Breastfeeding and Hormonal Contraception: A Scoping Review of Clinical Guidelines, Professional Association Recommendations, and the Literature.

Background: Postpartum contraceptive use can help prevent short-interval pregnancies, which have been associated with adverse neonatal and maternal health outcomes. Many contraceptive methods are safe for postpartum use, but patients and providers may be confused as to what impact hormonal contraception has on lactation. We performed a scoping review of the most recent U.S.-based guidelines regarding hormonal contraception on lactation to provide synthesis and recommendations to aid providers in counseling their patients. Methods: We conducted a scoping review by identifying the most recent clinical recommendations and guidelines from the Centers for Disease Control and Prevention (CDC) and three maternal and child health professional associations (American College of Obstetricians and Gynecologists [ACOG], Society for Maternal-Fetal Medicine [SMFM], and Academy of Breastfeeding Medicine [ABM]). We also reviewed the citations in these guidelines used in their development. We then conducted an updated literature review to capture studies published since the most recent systematic reviews were conducted.
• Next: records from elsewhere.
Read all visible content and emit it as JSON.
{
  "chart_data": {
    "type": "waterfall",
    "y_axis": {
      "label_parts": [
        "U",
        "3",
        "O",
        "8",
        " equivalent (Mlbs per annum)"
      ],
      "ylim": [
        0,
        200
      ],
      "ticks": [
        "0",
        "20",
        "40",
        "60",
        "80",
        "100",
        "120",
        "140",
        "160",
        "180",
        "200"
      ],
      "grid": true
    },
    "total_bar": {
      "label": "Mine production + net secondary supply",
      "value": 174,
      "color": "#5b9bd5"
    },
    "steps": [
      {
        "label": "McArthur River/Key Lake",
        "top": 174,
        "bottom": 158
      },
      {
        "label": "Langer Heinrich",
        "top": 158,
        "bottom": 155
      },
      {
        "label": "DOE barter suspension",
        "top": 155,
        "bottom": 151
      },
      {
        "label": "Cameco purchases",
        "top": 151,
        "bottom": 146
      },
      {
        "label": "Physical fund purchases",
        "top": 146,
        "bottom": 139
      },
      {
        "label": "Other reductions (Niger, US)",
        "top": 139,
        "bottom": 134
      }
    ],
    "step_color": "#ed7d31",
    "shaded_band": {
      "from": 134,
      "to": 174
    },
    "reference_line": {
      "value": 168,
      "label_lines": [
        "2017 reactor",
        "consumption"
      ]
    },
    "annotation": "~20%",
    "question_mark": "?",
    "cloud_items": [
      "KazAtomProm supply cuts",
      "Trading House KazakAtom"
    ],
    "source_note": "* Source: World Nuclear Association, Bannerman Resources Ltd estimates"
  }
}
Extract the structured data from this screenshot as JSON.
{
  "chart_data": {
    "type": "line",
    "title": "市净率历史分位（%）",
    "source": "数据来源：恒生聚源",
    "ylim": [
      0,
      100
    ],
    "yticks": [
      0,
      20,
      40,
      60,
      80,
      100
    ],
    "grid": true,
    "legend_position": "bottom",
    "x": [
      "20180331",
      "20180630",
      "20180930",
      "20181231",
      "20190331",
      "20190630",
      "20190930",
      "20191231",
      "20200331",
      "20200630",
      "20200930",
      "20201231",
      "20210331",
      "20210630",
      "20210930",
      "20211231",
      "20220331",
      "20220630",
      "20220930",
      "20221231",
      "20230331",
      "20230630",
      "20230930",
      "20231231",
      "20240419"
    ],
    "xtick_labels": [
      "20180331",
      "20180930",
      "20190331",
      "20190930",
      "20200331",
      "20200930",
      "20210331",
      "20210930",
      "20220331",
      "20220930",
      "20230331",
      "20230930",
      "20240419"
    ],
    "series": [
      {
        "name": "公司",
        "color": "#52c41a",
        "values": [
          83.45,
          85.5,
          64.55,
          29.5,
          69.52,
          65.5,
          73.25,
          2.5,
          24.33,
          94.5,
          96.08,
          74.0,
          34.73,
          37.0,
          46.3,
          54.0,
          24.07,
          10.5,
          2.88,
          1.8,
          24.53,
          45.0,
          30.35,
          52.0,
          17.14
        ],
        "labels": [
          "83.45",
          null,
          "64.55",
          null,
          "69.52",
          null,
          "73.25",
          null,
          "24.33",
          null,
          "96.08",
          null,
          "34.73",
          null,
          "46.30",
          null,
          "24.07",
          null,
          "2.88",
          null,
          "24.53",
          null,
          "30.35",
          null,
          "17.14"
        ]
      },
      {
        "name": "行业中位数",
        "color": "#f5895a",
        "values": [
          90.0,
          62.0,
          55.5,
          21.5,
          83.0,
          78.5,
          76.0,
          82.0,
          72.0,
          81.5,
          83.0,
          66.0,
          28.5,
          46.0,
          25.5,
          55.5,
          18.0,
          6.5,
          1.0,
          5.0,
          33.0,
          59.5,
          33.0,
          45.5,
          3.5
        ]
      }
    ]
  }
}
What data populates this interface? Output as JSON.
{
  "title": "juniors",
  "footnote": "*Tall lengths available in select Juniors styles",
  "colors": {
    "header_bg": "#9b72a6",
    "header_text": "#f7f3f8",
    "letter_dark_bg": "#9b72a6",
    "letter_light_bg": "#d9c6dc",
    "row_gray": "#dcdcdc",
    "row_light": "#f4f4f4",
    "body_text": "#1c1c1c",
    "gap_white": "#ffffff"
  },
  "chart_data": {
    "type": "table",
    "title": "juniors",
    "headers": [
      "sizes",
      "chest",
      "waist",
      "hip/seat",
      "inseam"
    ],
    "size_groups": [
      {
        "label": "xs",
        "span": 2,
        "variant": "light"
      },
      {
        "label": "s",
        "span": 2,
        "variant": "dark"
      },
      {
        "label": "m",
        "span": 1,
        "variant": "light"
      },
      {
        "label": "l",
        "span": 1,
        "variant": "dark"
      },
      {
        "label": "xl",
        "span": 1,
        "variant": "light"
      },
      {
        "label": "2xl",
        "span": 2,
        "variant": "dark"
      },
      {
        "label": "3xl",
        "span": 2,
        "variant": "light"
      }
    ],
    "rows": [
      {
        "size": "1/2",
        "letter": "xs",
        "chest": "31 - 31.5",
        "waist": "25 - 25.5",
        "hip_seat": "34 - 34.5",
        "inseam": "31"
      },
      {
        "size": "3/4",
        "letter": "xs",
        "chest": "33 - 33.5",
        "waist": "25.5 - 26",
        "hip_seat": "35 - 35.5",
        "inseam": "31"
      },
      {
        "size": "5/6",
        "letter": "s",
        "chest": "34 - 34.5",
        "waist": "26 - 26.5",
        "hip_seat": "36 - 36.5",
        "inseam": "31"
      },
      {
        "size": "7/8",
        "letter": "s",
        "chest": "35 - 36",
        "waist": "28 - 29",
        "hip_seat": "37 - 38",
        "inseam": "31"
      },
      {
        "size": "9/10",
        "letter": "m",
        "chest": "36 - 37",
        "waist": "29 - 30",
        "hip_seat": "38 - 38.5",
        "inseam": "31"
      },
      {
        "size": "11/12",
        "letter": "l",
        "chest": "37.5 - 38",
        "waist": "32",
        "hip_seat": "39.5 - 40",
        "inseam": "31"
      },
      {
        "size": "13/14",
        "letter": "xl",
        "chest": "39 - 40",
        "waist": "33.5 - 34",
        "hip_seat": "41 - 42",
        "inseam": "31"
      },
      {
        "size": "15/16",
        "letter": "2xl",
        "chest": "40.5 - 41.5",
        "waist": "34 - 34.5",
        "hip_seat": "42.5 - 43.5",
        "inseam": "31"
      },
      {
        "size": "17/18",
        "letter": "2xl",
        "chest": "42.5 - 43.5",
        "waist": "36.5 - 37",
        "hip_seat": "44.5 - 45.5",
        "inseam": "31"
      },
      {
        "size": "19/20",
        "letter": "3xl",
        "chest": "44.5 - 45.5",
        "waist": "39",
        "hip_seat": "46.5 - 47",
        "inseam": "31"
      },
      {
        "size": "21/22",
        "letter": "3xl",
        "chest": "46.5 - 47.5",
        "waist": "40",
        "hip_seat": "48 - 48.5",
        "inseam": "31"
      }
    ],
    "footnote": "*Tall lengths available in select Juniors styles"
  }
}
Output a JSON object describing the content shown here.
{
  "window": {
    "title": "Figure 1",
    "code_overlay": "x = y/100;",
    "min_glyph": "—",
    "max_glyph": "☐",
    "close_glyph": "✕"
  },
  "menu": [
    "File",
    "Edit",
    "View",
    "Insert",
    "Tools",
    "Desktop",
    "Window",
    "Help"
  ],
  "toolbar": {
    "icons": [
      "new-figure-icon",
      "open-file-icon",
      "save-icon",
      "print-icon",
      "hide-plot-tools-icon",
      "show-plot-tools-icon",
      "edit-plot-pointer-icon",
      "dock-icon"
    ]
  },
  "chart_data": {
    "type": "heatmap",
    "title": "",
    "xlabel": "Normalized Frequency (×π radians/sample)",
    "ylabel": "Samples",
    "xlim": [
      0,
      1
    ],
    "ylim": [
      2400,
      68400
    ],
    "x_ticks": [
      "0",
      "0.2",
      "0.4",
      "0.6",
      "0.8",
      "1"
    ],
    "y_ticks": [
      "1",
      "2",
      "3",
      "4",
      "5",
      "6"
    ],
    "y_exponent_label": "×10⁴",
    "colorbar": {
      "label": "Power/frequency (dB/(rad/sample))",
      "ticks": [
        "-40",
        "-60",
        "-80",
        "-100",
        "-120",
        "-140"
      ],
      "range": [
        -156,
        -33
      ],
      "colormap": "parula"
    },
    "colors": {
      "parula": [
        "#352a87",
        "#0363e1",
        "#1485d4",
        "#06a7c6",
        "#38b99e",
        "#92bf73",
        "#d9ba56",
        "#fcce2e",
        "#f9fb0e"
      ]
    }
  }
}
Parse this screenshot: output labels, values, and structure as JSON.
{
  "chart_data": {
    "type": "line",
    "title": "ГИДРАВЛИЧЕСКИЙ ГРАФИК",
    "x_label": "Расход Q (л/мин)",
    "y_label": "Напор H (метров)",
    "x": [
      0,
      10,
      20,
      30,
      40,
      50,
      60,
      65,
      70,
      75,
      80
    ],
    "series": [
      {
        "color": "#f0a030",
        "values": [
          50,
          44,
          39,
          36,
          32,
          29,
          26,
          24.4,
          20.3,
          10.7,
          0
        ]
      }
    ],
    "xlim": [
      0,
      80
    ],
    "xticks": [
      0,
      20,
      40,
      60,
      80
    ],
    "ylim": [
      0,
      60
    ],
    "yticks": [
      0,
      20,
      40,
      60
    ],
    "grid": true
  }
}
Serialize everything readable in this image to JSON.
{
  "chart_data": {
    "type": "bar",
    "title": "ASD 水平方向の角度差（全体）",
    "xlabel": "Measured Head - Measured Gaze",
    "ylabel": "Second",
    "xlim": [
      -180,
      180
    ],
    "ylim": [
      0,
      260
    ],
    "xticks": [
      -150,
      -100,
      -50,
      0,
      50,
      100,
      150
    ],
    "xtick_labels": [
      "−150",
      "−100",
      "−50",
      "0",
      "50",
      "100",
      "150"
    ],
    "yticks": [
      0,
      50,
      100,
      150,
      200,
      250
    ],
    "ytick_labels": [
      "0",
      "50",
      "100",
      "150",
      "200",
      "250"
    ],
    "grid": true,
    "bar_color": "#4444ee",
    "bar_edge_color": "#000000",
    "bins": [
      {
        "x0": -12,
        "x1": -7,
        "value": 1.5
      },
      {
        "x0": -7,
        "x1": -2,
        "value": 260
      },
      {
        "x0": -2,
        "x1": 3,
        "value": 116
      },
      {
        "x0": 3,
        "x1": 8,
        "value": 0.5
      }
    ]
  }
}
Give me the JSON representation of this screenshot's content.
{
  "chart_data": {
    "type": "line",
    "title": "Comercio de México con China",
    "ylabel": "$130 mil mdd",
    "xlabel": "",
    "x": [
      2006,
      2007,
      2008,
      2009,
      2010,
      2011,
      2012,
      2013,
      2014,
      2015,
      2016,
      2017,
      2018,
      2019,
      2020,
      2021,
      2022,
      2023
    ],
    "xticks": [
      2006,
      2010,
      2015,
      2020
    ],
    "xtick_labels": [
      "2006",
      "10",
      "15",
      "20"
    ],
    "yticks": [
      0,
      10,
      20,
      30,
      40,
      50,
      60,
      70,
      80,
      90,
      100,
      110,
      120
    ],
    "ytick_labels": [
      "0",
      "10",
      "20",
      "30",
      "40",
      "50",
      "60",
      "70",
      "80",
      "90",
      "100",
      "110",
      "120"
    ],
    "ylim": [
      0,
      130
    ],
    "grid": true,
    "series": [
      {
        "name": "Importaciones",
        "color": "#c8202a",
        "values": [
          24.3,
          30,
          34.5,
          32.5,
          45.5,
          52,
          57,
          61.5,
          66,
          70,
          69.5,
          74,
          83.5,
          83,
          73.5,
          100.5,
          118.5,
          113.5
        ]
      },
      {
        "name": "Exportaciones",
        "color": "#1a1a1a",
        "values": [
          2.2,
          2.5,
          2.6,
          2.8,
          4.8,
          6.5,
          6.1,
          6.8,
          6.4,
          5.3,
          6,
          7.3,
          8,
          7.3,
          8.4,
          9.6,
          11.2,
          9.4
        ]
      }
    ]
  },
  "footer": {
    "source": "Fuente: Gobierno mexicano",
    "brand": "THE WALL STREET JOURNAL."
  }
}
Results: We reviewed 1 clinical guideline from the CDC and 2 systematic reviews cited in its references, 6 professional association recommendations, and 28 publications identified through the updated literature review. Progestin-only contraceptive methods continue to demonstrate safety in breastfeeding patients, while low-quality evidence supports concerns of decreased milk supply with combined hormonal contraception. Discussion: Organizations should consider updating counseling recommendations regarding progestin-only contraceptives and lactation. Further research is needed to examine new contraceptive methods as well as the effect of hormonal contraception on lactation in the setting of preterm birth.